04 April 2015

Liverpool 1-4 Arsenal

Goals:
Bellerin 37'
Özil 40'
Alexis 45'
Henderson 76' [pen]
Giroud 90+1'

One team completely outclassed the other. Unfortunately, Liverpool were very much the other.

With Sturridge only fit enough for the bench, Liverpool's lineup looked a lot like the reverse fixture's: Henderson at wing-back, Sterling up top, Markovic and Lucas returning to the starting XI. Unfortunately, Liverpool did not begin today's game as they did in the reverse fixture.

The first ten minutes set the tone, despite Arsenal amazingly failing to score, as Liverpool had more giveaways in their own half than touches in the opposition half. As against Swansea and United, Liverpool were completely overrun in midfield from the start thanks to opposition pressing. It's probably not a good thing that the opposition has figured out Liverpool's set-up in each of the last three matches and Liverpool have still persisted with the same formation.

But Liverpool somehow weathered the early storm, Liverpool somehow took the game to Arsenal, and Liverpool should have taken the lead when Coutinho put Markovic through but his centered pass for a Sterling tap-in was slightly overhit. Liverpool actually looked the better side for more than a few minutes. And then Arsenal thoroughly dismissed that notion in the final 10 minutes of the half.

Bellerin struck first, with Liverpool outnumbered out wide when Özil spread play wide to Ramsey, who set up Bellerin, who cut inside past Moreno far too easily with Allen late to cover, curling a left-footed shot around Mignolet through the gap between Liverpool's defenders. It was the first away goal that Liverpool conceded in 596 minutes, since van Persie's third at Old Trafford on December 14. It would be swiftly followed by two more. Eight minutes to doom the day, eight minutes to kill the campaign.

Next came Özil's pitch-perfect free kick, beating Mignolet on the side where he shouldn't be beaten. Then came Alexis Sanchez, after yet another Liverpool giveaway in midfield as Arsenal pressed Allen and Lucas, taking Ramsey's pass in stride at full speed, dancing around a despairing Toure, then slamming the ball into the net from the top of the box.


Oof. At 0-2, Liverpool have a chance. A very small chance, but a chance nonetheless. At 0-3, it's game over, and the final 45 are a formality.

Regardless, Liverpool had to change things in the second half, Sturridge had to come on. Once again, too little, too late – both mantra and modus operandi this season. But it was still strange to see Liverpool switch to 4-1-4-1.

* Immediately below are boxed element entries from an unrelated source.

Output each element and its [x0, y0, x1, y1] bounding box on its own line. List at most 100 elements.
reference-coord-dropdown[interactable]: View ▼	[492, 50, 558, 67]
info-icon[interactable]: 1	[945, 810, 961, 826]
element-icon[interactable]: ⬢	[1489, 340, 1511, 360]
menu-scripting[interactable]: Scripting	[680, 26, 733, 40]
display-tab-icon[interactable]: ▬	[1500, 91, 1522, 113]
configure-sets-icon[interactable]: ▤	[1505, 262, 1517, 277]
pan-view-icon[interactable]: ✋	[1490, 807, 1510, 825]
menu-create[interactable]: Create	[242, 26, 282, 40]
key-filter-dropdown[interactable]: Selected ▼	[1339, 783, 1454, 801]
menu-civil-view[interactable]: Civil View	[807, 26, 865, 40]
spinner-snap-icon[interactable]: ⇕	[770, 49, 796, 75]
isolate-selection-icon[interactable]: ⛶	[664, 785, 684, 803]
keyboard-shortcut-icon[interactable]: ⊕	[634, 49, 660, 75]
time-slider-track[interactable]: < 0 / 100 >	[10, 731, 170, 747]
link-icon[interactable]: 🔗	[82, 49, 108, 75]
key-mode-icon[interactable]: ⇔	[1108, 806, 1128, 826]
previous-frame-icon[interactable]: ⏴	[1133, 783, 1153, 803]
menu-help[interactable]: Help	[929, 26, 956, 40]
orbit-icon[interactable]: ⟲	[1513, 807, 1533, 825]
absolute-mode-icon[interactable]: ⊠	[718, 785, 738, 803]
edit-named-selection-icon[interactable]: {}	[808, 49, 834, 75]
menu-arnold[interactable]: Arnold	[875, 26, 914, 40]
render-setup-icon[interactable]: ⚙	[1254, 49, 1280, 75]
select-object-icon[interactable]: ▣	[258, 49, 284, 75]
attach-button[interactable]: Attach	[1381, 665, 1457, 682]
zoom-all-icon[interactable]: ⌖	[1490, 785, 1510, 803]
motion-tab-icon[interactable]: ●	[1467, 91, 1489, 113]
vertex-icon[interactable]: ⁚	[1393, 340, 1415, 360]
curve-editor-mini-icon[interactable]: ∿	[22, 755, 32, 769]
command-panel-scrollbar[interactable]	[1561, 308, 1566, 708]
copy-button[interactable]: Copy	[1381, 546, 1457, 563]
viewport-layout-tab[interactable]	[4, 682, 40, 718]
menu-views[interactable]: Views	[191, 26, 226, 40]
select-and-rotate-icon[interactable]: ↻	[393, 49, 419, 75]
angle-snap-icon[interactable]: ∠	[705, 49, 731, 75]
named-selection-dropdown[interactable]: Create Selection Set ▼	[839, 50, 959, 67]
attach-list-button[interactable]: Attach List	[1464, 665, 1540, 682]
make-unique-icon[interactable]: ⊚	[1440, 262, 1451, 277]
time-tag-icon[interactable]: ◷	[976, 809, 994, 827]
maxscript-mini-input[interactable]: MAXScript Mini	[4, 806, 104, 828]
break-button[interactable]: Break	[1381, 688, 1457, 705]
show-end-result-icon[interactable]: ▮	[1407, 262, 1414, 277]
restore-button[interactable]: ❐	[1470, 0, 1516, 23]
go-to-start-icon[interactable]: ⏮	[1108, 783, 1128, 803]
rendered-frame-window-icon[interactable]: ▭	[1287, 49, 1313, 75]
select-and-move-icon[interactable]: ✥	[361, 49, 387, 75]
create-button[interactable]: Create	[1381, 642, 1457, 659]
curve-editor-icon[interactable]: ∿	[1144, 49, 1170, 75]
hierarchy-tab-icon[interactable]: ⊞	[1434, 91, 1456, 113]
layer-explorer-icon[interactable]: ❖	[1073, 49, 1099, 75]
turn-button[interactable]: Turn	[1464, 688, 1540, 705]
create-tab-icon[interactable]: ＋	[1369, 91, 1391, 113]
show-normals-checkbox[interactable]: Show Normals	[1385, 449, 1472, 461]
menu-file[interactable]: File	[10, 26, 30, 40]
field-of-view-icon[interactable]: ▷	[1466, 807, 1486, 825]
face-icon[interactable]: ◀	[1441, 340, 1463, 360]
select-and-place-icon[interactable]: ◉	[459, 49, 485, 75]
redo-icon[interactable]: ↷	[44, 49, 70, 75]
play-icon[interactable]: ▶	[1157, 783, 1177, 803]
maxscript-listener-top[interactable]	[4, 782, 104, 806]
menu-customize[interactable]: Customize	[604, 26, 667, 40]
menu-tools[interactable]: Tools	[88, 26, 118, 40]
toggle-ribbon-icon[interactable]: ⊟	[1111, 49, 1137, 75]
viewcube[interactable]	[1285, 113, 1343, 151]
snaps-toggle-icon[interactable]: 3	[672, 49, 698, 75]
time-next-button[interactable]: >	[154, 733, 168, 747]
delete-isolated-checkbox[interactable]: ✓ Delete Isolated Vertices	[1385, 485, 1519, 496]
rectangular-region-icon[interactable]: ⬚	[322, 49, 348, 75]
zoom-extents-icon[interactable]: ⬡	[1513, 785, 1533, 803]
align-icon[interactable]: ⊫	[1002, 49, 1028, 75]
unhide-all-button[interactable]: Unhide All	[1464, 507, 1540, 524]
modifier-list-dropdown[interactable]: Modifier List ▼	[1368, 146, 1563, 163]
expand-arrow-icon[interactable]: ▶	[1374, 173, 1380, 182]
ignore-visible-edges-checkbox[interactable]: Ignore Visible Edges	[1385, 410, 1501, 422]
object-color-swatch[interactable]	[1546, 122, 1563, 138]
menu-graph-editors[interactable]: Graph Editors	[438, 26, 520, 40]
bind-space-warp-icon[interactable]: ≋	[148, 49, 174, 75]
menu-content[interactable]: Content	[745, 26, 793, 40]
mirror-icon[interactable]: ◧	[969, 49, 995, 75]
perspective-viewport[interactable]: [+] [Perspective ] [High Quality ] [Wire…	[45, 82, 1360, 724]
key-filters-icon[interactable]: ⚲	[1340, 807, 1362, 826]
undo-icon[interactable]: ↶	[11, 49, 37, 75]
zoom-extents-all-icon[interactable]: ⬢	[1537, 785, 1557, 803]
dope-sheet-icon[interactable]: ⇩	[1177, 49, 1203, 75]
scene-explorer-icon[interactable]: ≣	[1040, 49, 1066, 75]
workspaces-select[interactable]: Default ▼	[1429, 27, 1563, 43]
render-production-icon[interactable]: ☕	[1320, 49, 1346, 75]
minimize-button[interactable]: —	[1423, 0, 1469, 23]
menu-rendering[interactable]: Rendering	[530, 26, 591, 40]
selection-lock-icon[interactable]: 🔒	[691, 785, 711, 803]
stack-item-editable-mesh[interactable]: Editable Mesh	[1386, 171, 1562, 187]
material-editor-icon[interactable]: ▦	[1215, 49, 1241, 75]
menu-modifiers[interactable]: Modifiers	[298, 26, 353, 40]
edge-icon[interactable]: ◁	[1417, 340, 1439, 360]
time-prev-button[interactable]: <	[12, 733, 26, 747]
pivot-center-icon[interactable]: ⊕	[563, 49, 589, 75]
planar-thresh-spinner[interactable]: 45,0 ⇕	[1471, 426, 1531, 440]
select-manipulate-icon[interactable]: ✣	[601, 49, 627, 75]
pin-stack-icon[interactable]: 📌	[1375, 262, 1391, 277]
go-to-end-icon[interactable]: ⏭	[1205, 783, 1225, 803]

And unsurprisingly, it was ineffective, with Arsenal happy to soak up Liverpool pressure, Liverpool stifled and smothered outside Arsenal's box, typically narrow, once again unable to stretch the defense with pace or spacing or anything from out wide. Coutinho with no room to manuever, Sturridge isolated without a strike partner. Liverpool got a consolation when Bellerin took down Sterling in the box – and, yes, Bellerin should have been sent off for a second yellow – with Henderson (barely) scoring the spot kick, but few were fooled into thinking a comeback was on the cards. That Emre Can did get a second yellow and Oliver Giroud did score his 10th goal in the last 11 games was a fitting finish for a disheartening day.

Today was the first time that Brendan Rodgers' Liverpool have conceded four goals in a match, the first time since nine-man Liverpool lost 0-4 at White Hart Lane in September 2011. Today was the first time that Liverpool have had players sent off in consecutive matches since 2000-01 (amusingly also involving a Gerrard red card).

And today was the second consecutive match where Liverpool put just one non-penalty shot on-target and had a player sent off. The two matches to either define or save Liverpool's campaign, against the two sides directly ahead of Liverpool in the table, and that's what Liverpool produces.

That's simply not good enough. Liverpool weren't good enough today, Liverpool haven't been good enough this season. Liverpool aren't anywhere near good enough in front of goal, and the better sides can take advantage of that to take advantage of Liverpool's sometimes-good-enough defense.

There's only one thing left to save any face this season, and it starts with Liverpool's next match: the FA Cup replay at Blackburn. With just four days rest; with the team having completely lost form and confidence; and with Skrtel and Can (and Gerrard, I guess) suspended, requiring wholesale changes in defense.

Liverpool have to respond. But does anyone still have faith that Liverpool can respond?

1 comment :

NattyB said...

Why does everyone think Bellerin's foul should've been a second yellow? I would've like it if it was a second yellow. It wasn't cynical, reckless or violent. RS wasn't about to score (though he could've) so it wasn't a "clear goal-scoring opportunity."

I thought it was just a plain old foul.